Les commentaires d’un récent billet sur Venise fantasmaient sur l’idée d’une exposition seulement composée de cartels. Les élèves du Master ‘curatorial’ de Paris 1 (eh oui, après Rennes, Paris) ont fait un pas dans cette direction en concevant l’exposition ‘Déjà Vu’ qu’ils présentent à la galerie Michel Journiac jusqu’au 19 mars. La radicalité extrême aurait été de ne pas montrer les oeuvres, ou de n’en exposer que d’humbles reproductions photographiques, cartons d’invitation ou images de magazine ou d’Internet. Ce ne fut pas leur choix et il y a bien ici des oeuvres d’art à regarder, je rassure les visiteurs.
Mais ces oeuvres sont comme dévorées par les textes qui leur sont adjoints, textes critiques savamment recueillis et assemblés ici, polyphonie parfois convergente et parfois pleine de tension. Confrontant les discours, c’est une exposition qui parle d’expositions passées et de leur réception critique. C’est une approche audacieuse, éclairante mais déroutante.

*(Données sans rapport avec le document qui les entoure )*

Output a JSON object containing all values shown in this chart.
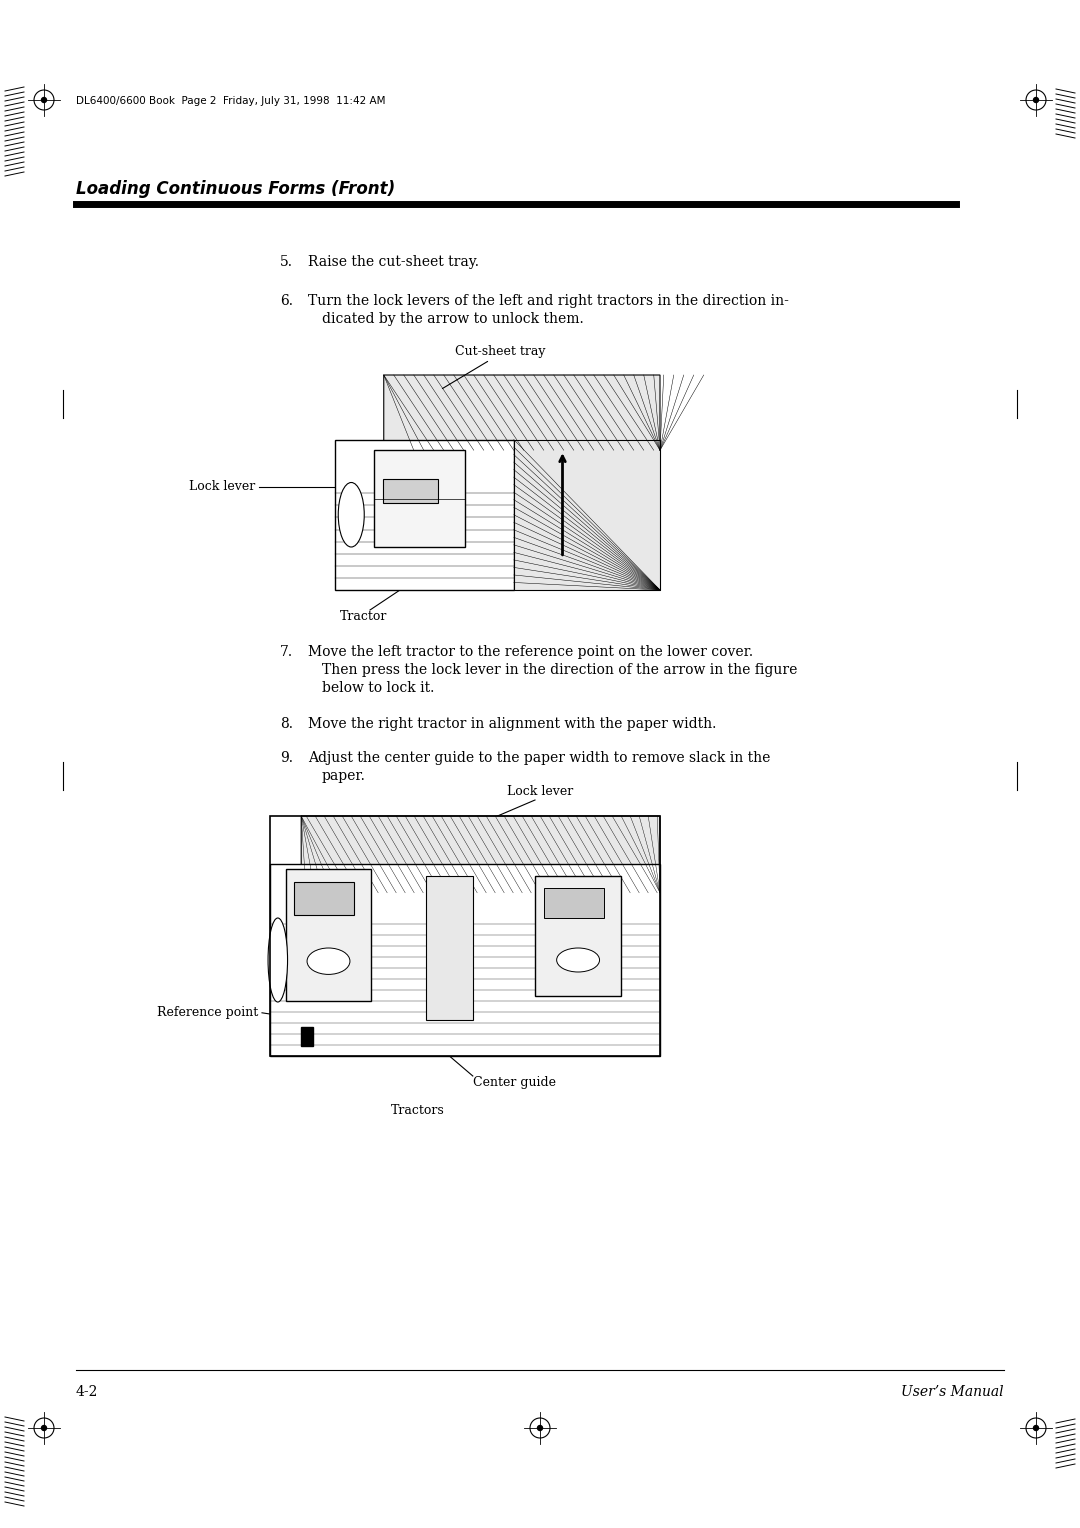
{
  "page_bg": "#ffffff",
  "header_text": "DL6400/6600 Book  Page 2  Friday, July 31, 1998  11:42 AM",
  "header_fontsize": 7.5,
  "section_title": "Loading Continuous Forms (Front)",
  "section_title_fontsize": 12,
  "steps": [
    {
      "num": "5.",
      "text": "Raise the cut-sheet tray."
    },
    {
      "num": "6.",
      "text": "Turn the lock levers of the left and right tractors in the direction in-\n   dicated by the arrow to unlock them."
    },
    {
      "num": "7.",
      "text": "Move the left tractor to the reference point on the lower cover.\n   Then press the lock lever in the direction of the arrow in the figure\n   below to lock it."
    },
    {
      "num": "8.",
      "text": "Move the right tractor in alignment with the paper width."
    },
    {
      "num": "9.",
      "text": "Adjust the center guide to the paper width to remove slack in the\n   paper."
    }
  ],
  "step_fontsize": 10,
  "label_fontsize": 9,
  "footer_left": "4-2",
  "footer_right": "User’s Manual",
  "footer_fontsize": 10
}
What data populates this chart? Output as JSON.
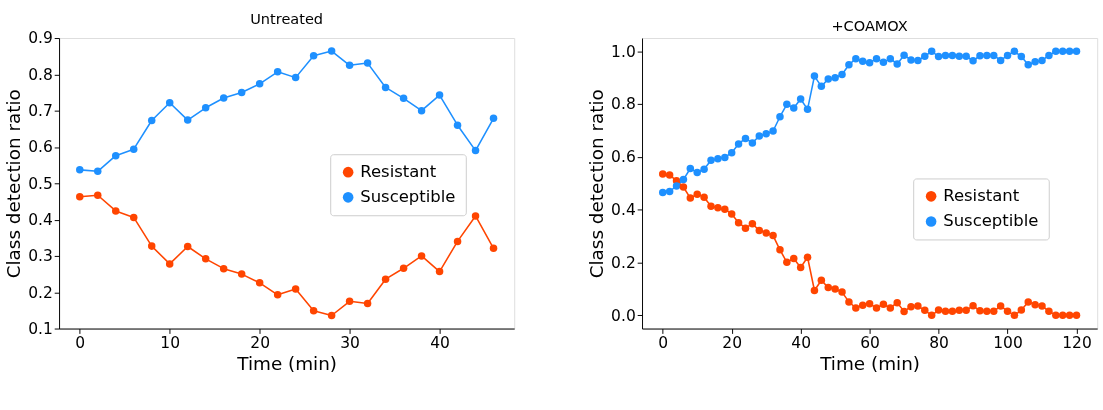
{
  "chart_data": [
    {
      "type": "line",
      "title": "Untreated",
      "xlabel": "Time (min)",
      "ylabel": "Class detection ratio",
      "marker": "circle",
      "line_style": "solid",
      "grid": false,
      "legend": "center right",
      "x": [
        0,
        2,
        4,
        6,
        8,
        10,
        12,
        14,
        16,
        18,
        20,
        22,
        24,
        26,
        28,
        30,
        32,
        34,
        36,
        38,
        40,
        42,
        44,
        46
      ],
      "xlim": [
        -2.3,
        48.3
      ],
      "xticks": [
        0,
        10,
        20,
        30,
        40
      ],
      "ylim": [
        0.1,
        0.9
      ],
      "yticks": [
        0.1,
        0.2,
        0.3,
        0.4,
        0.5,
        0.6,
        0.7,
        0.8,
        0.9
      ],
      "series": [
        {
          "name": "Resistant",
          "color": "#ff4500",
          "values": [
            0.463,
            0.467,
            0.424,
            0.406,
            0.327,
            0.278,
            0.326,
            0.292,
            0.265,
            0.25,
            0.226,
            0.193,
            0.209,
            0.149,
            0.136,
            0.175,
            0.169,
            0.236,
            0.266,
            0.3,
            0.257,
            0.34,
            0.41,
            0.321
          ]
        },
        {
          "name": "Susceptible",
          "color": "#1e90ff",
          "values": [
            0.537,
            0.533,
            0.576,
            0.594,
            0.673,
            0.722,
            0.674,
            0.708,
            0.735,
            0.75,
            0.774,
            0.807,
            0.791,
            0.851,
            0.864,
            0.825,
            0.831,
            0.764,
            0.734,
            0.7,
            0.743,
            0.66,
            0.59,
            0.679
          ]
        }
      ]
    },
    {
      "type": "line",
      "title": "+COAMOX",
      "xlabel": "Time (min)",
      "ylabel": "Class detection ratio",
      "marker": "circle",
      "line_style": "solid",
      "grid": false,
      "legend": "bottom right",
      "x": [
        0,
        2,
        4,
        6,
        8,
        10,
        12,
        14,
        16,
        18,
        20,
        22,
        24,
        26,
        28,
        30,
        32,
        34,
        36,
        38,
        40,
        42,
        44,
        46,
        48,
        50,
        52,
        54,
        56,
        58,
        60,
        62,
        64,
        66,
        68,
        70,
        72,
        74,
        76,
        78,
        80,
        82,
        84,
        86,
        88,
        90,
        92,
        94,
        96,
        98,
        100,
        102,
        104,
        106,
        108,
        110,
        112,
        114,
        116,
        118,
        120
      ],
      "xlim": [
        -6,
        126
      ],
      "xticks": [
        0,
        20,
        40,
        60,
        80,
        100,
        120
      ],
      "ylim": [
        -0.05,
        1.05
      ],
      "yticks": [
        {
          "value": 0,
          "label": "0.0"
        },
        0.2,
        0.4,
        0.6,
        0.8,
        {
          "value": 1,
          "label": "1.0"
        }
      ],
      "series": [
        {
          "name": "Resistant",
          "color": "#ff4500",
          "values": [
            0.535,
            0.531,
            0.51,
            0.486,
            0.444,
            0.459,
            0.447,
            0.413,
            0.407,
            0.402,
            0.384,
            0.351,
            0.33,
            0.347,
            0.321,
            0.312,
            0.302,
            0.248,
            0.201,
            0.215,
            0.181,
            0.22,
            0.094,
            0.133,
            0.105,
            0.1,
            0.088,
            0.051,
            0.028,
            0.038,
            0.044,
            0.028,
            0.042,
            0.028,
            0.048,
            0.015,
            0.033,
            0.035,
            0.019,
            0.0,
            0.02,
            0.016,
            0.016,
            0.019,
            0.019,
            0.036,
            0.017,
            0.016,
            0.016,
            0.035,
            0.016,
            0.0,
            0.02,
            0.051,
            0.04,
            0.035,
            0.016,
            0.0,
            0.0,
            0.0,
            0.0
          ]
        },
        {
          "name": "Susceptible",
          "color": "#1e90ff",
          "values": [
            0.465,
            0.469,
            0.49,
            0.514,
            0.556,
            0.541,
            0.553,
            0.587,
            0.593,
            0.598,
            0.616,
            0.649,
            0.67,
            0.653,
            0.679,
            0.688,
            0.698,
            0.752,
            0.799,
            0.785,
            0.819,
            0.78,
            0.906,
            0.867,
            0.895,
            0.9,
            0.912,
            0.949,
            0.972,
            0.962,
            0.956,
            0.972,
            0.958,
            0.972,
            0.952,
            0.985,
            0.967,
            0.965,
            0.981,
            1.0,
            0.98,
            0.984,
            0.984,
            0.981,
            0.981,
            0.964,
            0.983,
            0.984,
            0.984,
            0.965,
            0.984,
            1.0,
            0.98,
            0.949,
            0.96,
            0.965,
            0.984,
            1.0,
            1.0,
            1.0,
            1.0
          ]
        }
      ]
    }
  ]
}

Certes l’impression visuelle des oeuvres domine; les textes de critique, encore qu’assemblés en panneaux de taille similaire aux oeuvres (à l’exception de la vidéo de Grimonprez pour laquelle les textes critiques défilent sur un petit téléviseur à côté de l’écran, dispositif cohérent mais malaisé à lire) sont des assemblages de mots sur des morceaux accolés de plastique transparent, comme flottants, manquant de réel, subordonnés. Davantage de monumentalité dans la présentation de la critique n’aurait pas nui au propos.

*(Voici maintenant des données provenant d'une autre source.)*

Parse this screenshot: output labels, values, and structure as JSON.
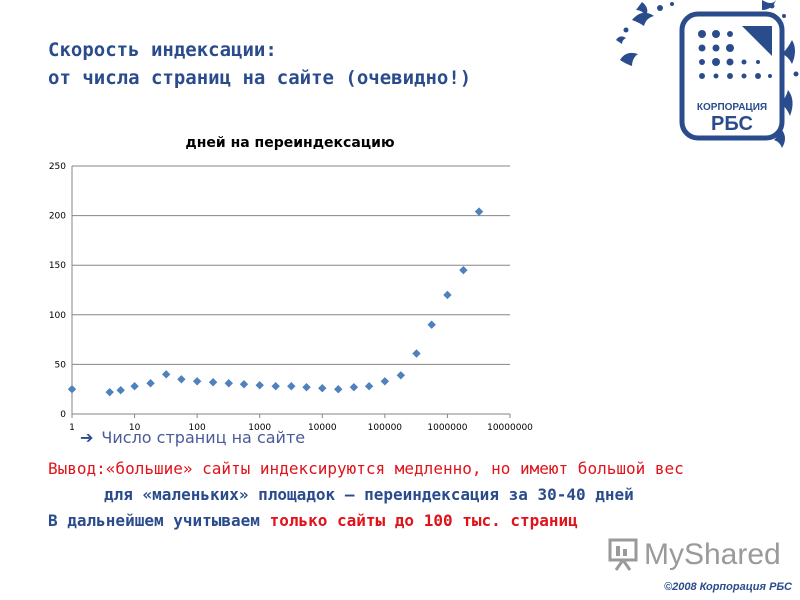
{
  "slide": {
    "title_line1": "Скорость индексации:",
    "title_line2": "от числа страниц на сайте (очевидно!)",
    "x_axis_name": "Число страниц на сайте",
    "conclusion_prefix": "Вывод:",
    "conclusion_red": "«большие» сайты индексируются медленно, но имеют большой вес",
    "conclusion_line2": "для «маленьких» площадок – переиндексация за 30-40 дней",
    "conclusion_line3_blue": "В дальнейшем учитываем ",
    "conclusion_line3_red": "только сайты до 100 тыс. страниц",
    "copyright": "©2008 Корпорация РБС",
    "watermark_text": "MyShared"
  },
  "logo": {
    "line1": "КОРПОРАЦИЯ",
    "line2": "РБС",
    "color": "#2b4c8c"
  },
  "colors": {
    "title": "#2b4c8c",
    "accent_red": "#e0121a",
    "marker": "#4f81bd",
    "grid": "#868686"
  },
  "chart_data": {
    "type": "scatter",
    "title": "дней на переиндексацию",
    "xscale": "log",
    "xlim": [
      1,
      10000000
    ],
    "ylim": [
      0,
      250
    ],
    "xticks": [
      "1",
      "10",
      "100",
      "1000",
      "10000",
      "100000",
      "1000000",
      "10000000"
    ],
    "yticks": [
      "0",
      "50",
      "100",
      "150",
      "200",
      "250"
    ],
    "grid": true,
    "points": [
      {
        "x": 1,
        "y": 25
      },
      {
        "x": 4,
        "y": 22
      },
      {
        "x": 6,
        "y": 24
      },
      {
        "x": 10,
        "y": 28
      },
      {
        "x": 18,
        "y": 31
      },
      {
        "x": 32,
        "y": 40
      },
      {
        "x": 56,
        "y": 35
      },
      {
        "x": 100,
        "y": 33
      },
      {
        "x": 180,
        "y": 32
      },
      {
        "x": 320,
        "y": 31
      },
      {
        "x": 560,
        "y": 30
      },
      {
        "x": 1000,
        "y": 29
      },
      {
        "x": 1800,
        "y": 28
      },
      {
        "x": 3200,
        "y": 28
      },
      {
        "x": 5600,
        "y": 27
      },
      {
        "x": 10000,
        "y": 26
      },
      {
        "x": 18000,
        "y": 25
      },
      {
        "x": 32000,
        "y": 27
      },
      {
        "x": 56000,
        "y": 28
      },
      {
        "x": 100000,
        "y": 33
      },
      {
        "x": 180000,
        "y": 39
      },
      {
        "x": 320000,
        "y": 61
      },
      {
        "x": 560000,
        "y": 90
      },
      {
        "x": 1000000,
        "y": 120
      },
      {
        "x": 1800000,
        "y": 145
      },
      {
        "x": 3200000,
        "y": 204
      }
    ]
  }
}
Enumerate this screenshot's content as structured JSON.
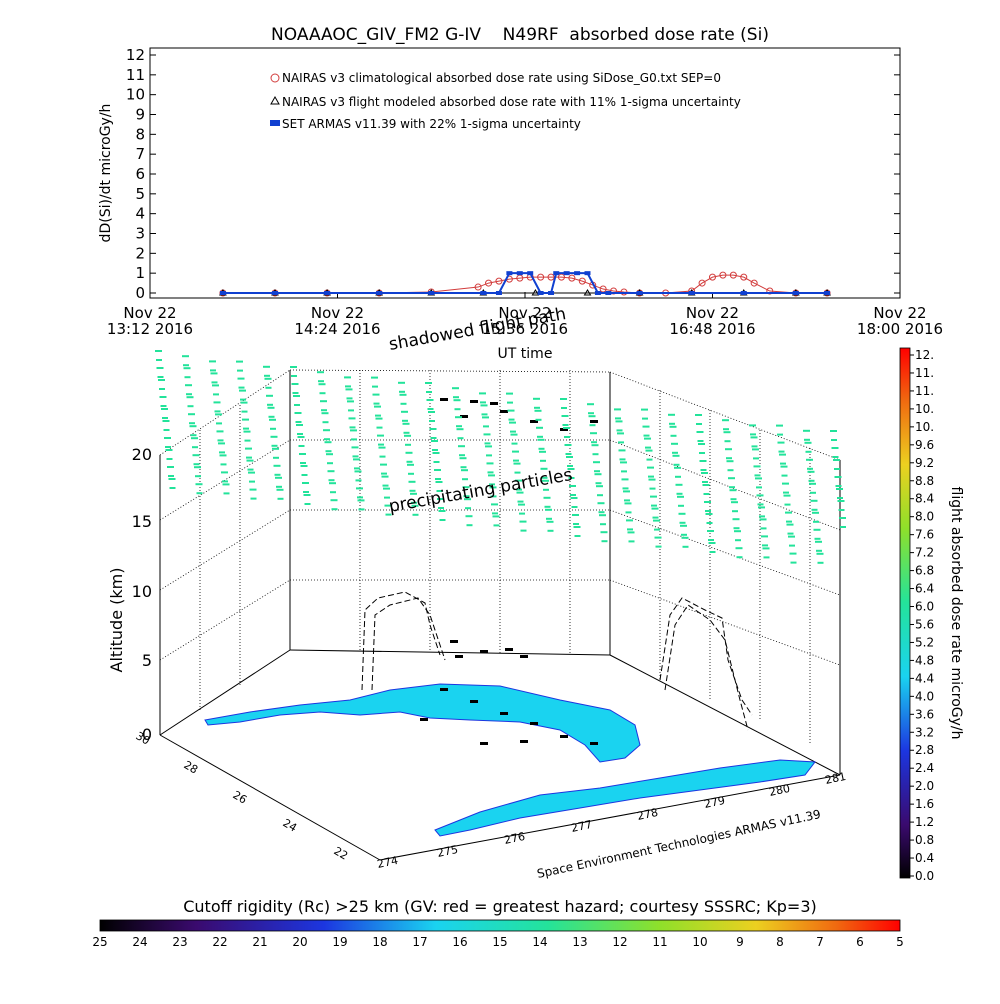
{
  "chart_data": [
    {
      "type": "line",
      "title": "NOAAAOC_GIV_FM2 G-IV    N49RF  absorbed dose rate (Si)",
      "ylabel": "dD(Si)/dt microGy/h",
      "xlabel": "UT time",
      "ylim": [
        0,
        12
      ],
      "yticks": [
        "0",
        "1",
        "2",
        "3",
        "4",
        "5",
        "6",
        "7",
        "8",
        "9",
        "10",
        "11",
        "12"
      ],
      "x_range_min": [
        792,
        1080
      ],
      "xticks": [
        {
          "min": 792,
          "line1": "Nov 22",
          "line2": "13:12 2016"
        },
        {
          "min": 864,
          "line1": "Nov 22",
          "line2": "14:24 2016"
        },
        {
          "min": 936,
          "line1": "Nov 22",
          "line2": "15:36 2016"
        },
        {
          "min": 1008,
          "line1": "Nov 22",
          "line2": "16:48 2016"
        },
        {
          "min": 1080,
          "line1": "Nov 22",
          "line2": "18:00 2016"
        }
      ],
      "legend_position": "top",
      "series": [
        {
          "name": "NAIRAS v3 climatological absorbed dose rate using SiDose_G0.txt SEP=0",
          "marker": "circle-x",
          "color": "#d23c3c",
          "x": [
            820,
            840,
            860,
            880,
            900,
            918,
            922,
            926,
            930,
            934,
            938,
            942,
            946,
            950,
            954,
            958,
            962,
            966,
            970,
            974,
            980,
            990,
            1000,
            1004,
            1008,
            1012,
            1016,
            1020,
            1024,
            1030,
            1040,
            1052
          ],
          "y": [
            0,
            0,
            0,
            0,
            0.05,
            0.3,
            0.5,
            0.6,
            0.7,
            0.75,
            0.8,
            0.8,
            0.8,
            0.8,
            0.75,
            0.6,
            0.4,
            0.2,
            0.1,
            0.05,
            0,
            0,
            0.1,
            0.5,
            0.8,
            0.9,
            0.9,
            0.8,
            0.5,
            0.1,
            0,
            0
          ]
        },
        {
          "name": "NAIRAS v3 flight modeled absorbed dose rate with 11% 1-sigma uncertainty",
          "marker": "triangle",
          "color": "#000000",
          "x": [
            820,
            840,
            860,
            880,
            900,
            920,
            940,
            960,
            980,
            1000,
            1020,
            1040,
            1052
          ],
          "y": [
            0,
            0,
            0,
            0,
            0,
            0,
            0,
            0,
            0,
            0,
            0,
            0,
            0
          ]
        },
        {
          "name": "SET ARMAS v11.39 with 22% 1-sigma uncertainty",
          "marker": "square",
          "color": "#1040d0",
          "x": [
            820,
            840,
            860,
            880,
            900,
            920,
            926,
            930,
            934,
            938,
            942,
            946,
            948,
            952,
            956,
            960,
            964,
            968,
            980,
            1000,
            1020,
            1040,
            1052
          ],
          "y": [
            0,
            0,
            0,
            0,
            0,
            0,
            0,
            1.0,
            1.0,
            1.0,
            0,
            0,
            1.0,
            1.0,
            1.0,
            1.0,
            0,
            0,
            0,
            0,
            0,
            0,
            0
          ]
        }
      ]
    },
    {
      "type": "scatter",
      "subtype": "3d-flight-track",
      "ylabel": "Altitude (km)",
      "zticks": [
        "0",
        "5",
        "10",
        "15",
        "20"
      ],
      "lat_ticks": [
        "30",
        "28",
        "26",
        "24",
        "22"
      ],
      "lon_ticks": [
        "274",
        "275",
        "276",
        "277",
        "278",
        "279",
        "280",
        "281"
      ],
      "annotations": [
        "shadowed flight path",
        "precipitating particles",
        "Space Environment Technologies ARMAS v11.39"
      ],
      "colorbar": {
        "label": "flight absorbed dose rate microGy/h",
        "ticks": [
          "0.0",
          "0.4",
          "0.8",
          "1.2",
          "1.6",
          "2.0",
          "2.4",
          "2.8",
          "3.2",
          "3.6",
          "4.0",
          "4.4",
          "4.8",
          "5.2",
          "5.6",
          "6.0",
          "6.4",
          "6.8",
          "7.2",
          "7.6",
          "8.0",
          "8.4",
          "8.8",
          "9.2",
          "9.6",
          "10.",
          "10.",
          "11.",
          "11.",
          "12."
        ]
      }
    },
    {
      "type": "heatmap",
      "subtype": "horizontal-colorbar",
      "title": "Cutoff rigidity (Rc) >25 km (GV: red = greatest hazard; courtesy SSSRC; Kp=3)",
      "ticks": [
        "25",
        "24",
        "23",
        "22",
        "21",
        "20",
        "19",
        "18",
        "17",
        "16",
        "15",
        "14",
        "13",
        "12",
        "11",
        "10",
        "9",
        "8",
        "7",
        "6",
        "5"
      ]
    }
  ]
}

Les oeuvres elles-mêmes n’ont pas de cartel indiquant le nom de l’artiste : parfois, incertain, je dois lire le texte critique jusqu’à ce qu’apparaisse son nom, mais c’est un agacement assez agréable.

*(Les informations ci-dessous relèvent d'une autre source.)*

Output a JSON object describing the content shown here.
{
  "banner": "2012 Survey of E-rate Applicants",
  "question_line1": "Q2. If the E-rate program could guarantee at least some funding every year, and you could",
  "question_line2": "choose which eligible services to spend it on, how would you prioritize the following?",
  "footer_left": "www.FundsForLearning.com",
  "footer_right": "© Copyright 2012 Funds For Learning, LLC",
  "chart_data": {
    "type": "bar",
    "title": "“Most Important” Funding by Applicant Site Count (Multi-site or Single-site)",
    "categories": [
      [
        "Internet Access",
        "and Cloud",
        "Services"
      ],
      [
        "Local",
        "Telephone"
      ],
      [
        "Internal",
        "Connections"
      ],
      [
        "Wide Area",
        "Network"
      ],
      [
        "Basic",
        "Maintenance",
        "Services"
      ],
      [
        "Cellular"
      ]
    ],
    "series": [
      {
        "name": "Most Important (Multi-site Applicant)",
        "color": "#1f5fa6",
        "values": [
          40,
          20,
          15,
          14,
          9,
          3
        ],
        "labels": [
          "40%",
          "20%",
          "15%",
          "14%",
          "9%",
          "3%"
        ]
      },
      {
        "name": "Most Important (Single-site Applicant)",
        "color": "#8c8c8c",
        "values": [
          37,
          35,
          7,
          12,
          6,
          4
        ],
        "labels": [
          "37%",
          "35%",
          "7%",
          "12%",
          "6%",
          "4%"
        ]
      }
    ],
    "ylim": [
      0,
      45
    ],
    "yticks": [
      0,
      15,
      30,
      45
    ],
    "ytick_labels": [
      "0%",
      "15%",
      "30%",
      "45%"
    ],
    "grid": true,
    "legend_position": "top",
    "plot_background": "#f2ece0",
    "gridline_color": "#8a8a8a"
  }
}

Il est tout à fait pertinent qu’intervienne le 18 mars dans le cadre de cette exposition Joël Riff. Joël Riff, qui se définit comme curieux, voit dix expositions par jour depuis cinq ans et demi. Il suit, pour chacune, un processus rigoureux de visite et de documentation : ce n’est pas tant le travail présenté qui compte pour lui que le fait de visiter, le rituel qui l’accompagne et l’obsession qui le mène. Son approche entre en résonance avec celle de cette exposition. Trop intellectuel ? peut-être, mais c’est aussi un bon moyen de réfléchir sur l’exposition et la critique.
Ci-dessus une oeuvre Sans titre de Richard Fauguet, similaire à celle présentée dans l’exposition, le petit vélo surchargé d’antivols, et Collection-Philippe Cazal ®PC de Philippe Cazal, une déclinaison de l’objet de collection tout à fait à sa place ici.